# Fake or Real?? Deca and susty 250



## CDCSTUDIOS (Mar 25, 2015)

Bought from a previously reliable source but this gear is different.  It's from ttokkyo labs in a gold wrapped vial with a yellow top.  Anyone seen these? Picture of a dog as well!


----------



## TriniJuice (Mar 25, 2015)

Well thanks for the pics,
Let me just use my mystic powers of the foreseeable future and tell you.......


----------



## TriniJuice (Mar 25, 2015)

oh...and just pin dat shxt
why purchase 1st than question it later?
Only real way to tell is pinN.....


----------



## Yaya (Mar 25, 2015)

CDCSTUDIOS said:


> Bought from a previously reliable source but this gear is different.  It's from ttokkyo labs in a gold wrapped vial with a yellow top.  Anyone seen these? Picture of a dog as well!


Ttokkyo was good in 2001,  there would be a picture of a bulldog on the label and it would be well expired. 

And the sus was called "testonon 250" 5ml vial, baby blue label and white cap....terrible pip and good shit at the same time

chances are the stuff u have is shit

Post a pic if u want any sort of real feedback


----------



## CDCSTUDIOS (Mar 25, 2015)

Sorry I'm new and trying to figure out how to post a pic


----------



## Yaya (Mar 25, 2015)

CDCSTUDIOS said:


> Sorry I'm new and trying to figure out how to post a pic



All good, I have no idea how to post a pic and I've been on these boards since 1999


----------



## CDCSTUDIOS (Mar 26, 2015)

i think i got it


----------



## Yaya (Mar 26, 2015)

Not real ttokyo ,next time research before u buy

It may contain real juice but anytime a lab jumps on the name of an extinct brand it means the product usually isn't on par with what it should contain,  thus using an old popular name to try to push a sale


----------



## CDCSTUDIOS (Mar 26, 2015)

i have bought from this guy before.  He was a legend on another forum "TK"  His gear was the best!!!


----------



## Yaya (Mar 26, 2015)

I don't doubt his gear was "the best"... my concern would be if his gear was the best why not use his own brand name or be more original..?
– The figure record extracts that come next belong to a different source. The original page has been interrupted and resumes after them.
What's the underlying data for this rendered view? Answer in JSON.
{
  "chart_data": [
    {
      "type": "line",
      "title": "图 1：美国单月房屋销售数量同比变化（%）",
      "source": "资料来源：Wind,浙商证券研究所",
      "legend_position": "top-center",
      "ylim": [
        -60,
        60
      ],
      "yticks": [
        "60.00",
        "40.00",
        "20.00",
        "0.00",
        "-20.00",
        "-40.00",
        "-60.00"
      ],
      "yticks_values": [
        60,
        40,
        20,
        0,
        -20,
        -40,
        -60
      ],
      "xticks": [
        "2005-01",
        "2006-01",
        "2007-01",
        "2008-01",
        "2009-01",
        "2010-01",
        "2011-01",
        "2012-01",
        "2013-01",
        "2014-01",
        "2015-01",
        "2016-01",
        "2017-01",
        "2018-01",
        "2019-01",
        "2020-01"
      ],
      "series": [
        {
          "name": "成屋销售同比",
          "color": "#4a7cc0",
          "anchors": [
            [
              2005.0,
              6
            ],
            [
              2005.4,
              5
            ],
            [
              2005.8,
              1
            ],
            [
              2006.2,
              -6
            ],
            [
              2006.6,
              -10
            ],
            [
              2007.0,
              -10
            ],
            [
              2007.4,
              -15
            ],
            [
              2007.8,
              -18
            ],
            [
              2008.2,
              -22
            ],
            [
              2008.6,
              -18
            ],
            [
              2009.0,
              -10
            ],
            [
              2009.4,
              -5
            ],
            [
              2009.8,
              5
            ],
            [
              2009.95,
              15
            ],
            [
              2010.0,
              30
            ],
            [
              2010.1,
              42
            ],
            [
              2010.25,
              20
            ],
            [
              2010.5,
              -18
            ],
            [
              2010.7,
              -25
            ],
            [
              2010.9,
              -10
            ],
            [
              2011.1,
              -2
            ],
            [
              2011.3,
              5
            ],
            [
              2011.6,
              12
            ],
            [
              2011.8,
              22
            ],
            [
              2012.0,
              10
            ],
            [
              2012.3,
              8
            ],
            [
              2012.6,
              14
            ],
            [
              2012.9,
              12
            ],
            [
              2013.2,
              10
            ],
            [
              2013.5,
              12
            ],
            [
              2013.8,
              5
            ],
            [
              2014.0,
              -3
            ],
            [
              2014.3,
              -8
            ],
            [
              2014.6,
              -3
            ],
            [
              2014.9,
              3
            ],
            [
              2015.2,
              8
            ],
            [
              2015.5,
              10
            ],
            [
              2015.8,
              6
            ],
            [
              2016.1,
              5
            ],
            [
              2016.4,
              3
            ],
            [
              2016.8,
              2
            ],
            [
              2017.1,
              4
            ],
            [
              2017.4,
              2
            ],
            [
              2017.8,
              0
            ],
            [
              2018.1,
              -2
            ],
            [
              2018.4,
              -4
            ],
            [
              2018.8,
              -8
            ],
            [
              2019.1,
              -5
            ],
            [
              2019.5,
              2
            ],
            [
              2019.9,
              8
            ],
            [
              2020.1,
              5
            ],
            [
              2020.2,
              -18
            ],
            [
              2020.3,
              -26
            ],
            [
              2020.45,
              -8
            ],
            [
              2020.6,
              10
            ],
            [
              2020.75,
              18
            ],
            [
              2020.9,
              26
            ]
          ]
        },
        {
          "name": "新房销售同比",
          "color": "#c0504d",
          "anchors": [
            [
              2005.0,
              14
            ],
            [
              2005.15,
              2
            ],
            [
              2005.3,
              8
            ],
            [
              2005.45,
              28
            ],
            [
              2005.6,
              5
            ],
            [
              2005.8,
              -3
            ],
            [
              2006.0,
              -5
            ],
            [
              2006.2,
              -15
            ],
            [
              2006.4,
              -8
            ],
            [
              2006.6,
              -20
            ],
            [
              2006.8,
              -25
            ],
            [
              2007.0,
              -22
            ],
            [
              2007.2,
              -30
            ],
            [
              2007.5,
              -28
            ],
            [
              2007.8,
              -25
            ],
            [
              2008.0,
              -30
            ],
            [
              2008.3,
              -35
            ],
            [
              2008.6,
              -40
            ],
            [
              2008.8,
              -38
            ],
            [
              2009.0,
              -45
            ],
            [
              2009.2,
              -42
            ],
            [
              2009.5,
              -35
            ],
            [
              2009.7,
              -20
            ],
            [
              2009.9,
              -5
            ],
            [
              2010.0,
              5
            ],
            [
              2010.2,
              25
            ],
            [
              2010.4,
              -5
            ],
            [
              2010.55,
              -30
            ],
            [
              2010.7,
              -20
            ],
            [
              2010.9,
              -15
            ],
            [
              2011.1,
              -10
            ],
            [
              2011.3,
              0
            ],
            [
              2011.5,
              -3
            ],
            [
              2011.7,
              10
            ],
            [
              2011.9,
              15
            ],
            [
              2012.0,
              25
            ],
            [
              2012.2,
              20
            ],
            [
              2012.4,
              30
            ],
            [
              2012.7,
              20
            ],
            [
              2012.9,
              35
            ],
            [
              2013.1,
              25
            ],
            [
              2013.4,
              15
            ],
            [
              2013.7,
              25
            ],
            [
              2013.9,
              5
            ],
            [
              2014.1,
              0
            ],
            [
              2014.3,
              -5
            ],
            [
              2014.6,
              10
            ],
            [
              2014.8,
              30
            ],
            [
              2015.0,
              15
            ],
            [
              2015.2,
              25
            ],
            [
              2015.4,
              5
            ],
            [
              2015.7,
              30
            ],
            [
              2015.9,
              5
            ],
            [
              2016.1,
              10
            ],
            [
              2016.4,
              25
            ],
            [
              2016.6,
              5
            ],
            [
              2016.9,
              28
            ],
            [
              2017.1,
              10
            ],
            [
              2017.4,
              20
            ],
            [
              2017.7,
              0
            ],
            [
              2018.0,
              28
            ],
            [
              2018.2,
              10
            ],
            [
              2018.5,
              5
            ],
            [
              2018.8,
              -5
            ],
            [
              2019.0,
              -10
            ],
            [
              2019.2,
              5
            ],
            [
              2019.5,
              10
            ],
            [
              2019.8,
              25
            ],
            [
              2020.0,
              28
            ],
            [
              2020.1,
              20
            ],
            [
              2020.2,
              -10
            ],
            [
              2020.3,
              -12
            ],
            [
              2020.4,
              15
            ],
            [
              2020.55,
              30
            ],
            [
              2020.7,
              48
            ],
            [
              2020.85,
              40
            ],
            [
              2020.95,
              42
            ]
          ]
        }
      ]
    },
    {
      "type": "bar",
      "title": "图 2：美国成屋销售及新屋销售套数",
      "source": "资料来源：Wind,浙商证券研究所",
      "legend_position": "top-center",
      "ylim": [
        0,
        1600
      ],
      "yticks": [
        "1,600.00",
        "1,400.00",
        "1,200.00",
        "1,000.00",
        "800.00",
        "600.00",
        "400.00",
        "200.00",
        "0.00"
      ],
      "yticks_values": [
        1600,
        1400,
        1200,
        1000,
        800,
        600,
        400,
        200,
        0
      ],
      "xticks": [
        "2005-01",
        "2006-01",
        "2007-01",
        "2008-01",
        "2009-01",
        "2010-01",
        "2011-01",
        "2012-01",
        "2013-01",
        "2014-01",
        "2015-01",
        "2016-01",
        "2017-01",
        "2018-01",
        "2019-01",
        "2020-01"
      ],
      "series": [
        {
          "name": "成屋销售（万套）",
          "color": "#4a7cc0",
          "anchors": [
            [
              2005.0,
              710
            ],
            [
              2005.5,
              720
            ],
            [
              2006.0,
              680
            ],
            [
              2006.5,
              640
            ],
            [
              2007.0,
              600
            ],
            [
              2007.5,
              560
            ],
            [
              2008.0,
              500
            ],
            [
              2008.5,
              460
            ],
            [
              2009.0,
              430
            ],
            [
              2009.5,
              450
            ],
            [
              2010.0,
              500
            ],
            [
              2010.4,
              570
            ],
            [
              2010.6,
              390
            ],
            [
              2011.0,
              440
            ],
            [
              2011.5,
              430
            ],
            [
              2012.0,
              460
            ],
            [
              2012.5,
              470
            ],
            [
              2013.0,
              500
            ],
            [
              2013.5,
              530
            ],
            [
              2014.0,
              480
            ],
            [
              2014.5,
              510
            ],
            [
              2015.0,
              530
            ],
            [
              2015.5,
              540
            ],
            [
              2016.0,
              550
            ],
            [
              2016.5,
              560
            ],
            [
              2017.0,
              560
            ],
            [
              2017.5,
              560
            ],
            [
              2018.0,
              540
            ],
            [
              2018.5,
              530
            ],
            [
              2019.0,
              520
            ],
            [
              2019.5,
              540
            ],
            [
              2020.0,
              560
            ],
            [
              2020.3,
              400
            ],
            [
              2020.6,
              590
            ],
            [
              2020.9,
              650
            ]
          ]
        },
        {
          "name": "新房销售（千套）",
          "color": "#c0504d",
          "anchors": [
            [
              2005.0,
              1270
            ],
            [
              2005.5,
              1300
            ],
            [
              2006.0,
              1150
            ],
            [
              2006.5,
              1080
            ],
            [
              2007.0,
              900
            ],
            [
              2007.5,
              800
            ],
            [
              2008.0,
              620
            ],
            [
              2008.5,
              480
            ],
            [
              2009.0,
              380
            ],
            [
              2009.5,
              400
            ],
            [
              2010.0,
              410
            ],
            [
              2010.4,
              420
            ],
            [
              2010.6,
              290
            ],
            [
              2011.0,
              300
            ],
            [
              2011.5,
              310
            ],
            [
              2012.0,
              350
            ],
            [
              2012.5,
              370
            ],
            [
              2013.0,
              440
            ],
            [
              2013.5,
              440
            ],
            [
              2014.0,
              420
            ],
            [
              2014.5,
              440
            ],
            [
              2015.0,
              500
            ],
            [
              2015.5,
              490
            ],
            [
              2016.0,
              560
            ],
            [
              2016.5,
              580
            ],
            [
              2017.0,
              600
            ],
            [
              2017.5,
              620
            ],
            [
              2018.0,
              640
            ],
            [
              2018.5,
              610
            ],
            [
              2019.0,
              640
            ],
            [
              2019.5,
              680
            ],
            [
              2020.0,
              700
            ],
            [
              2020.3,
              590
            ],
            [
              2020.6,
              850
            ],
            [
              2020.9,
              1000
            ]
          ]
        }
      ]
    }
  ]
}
IP years ago made an attempt to take on the denkall, QV, and British Dragon name years after they all went down..and the quality wasn't close to the original makers of those products..

Today to me at least, it seems anyone who hijacks someone else's name is lacking something...

That's like me opening a store that only sells microwaves and calling it "circuit city"


----------



## Yaya (Mar 26, 2015)

Also...names like pinnacle, synergy, genisis and twin labs have been used by many UGL brewers for years... maybe coincidence or copycats but who knows?

A name like "ttokkyo" I highly doubt could ever be a coincidence due to the fact that it's not a real word and it was a big mexican UGL years ago

I certainly hope whatever u have Is real and worse out because I don't like seeing anyone get screwed over with under dosed shit


----------



## CDCSTUDIOS (Mar 26, 2015)

gonna test it.. thanks for looking out guys!!


----------



## Steamboat (Mar 26, 2015)

I haven't heard the name Ttokyo in over a decade, but obviously these products look nothing like the originals. Let us know now you make out though bro.


----------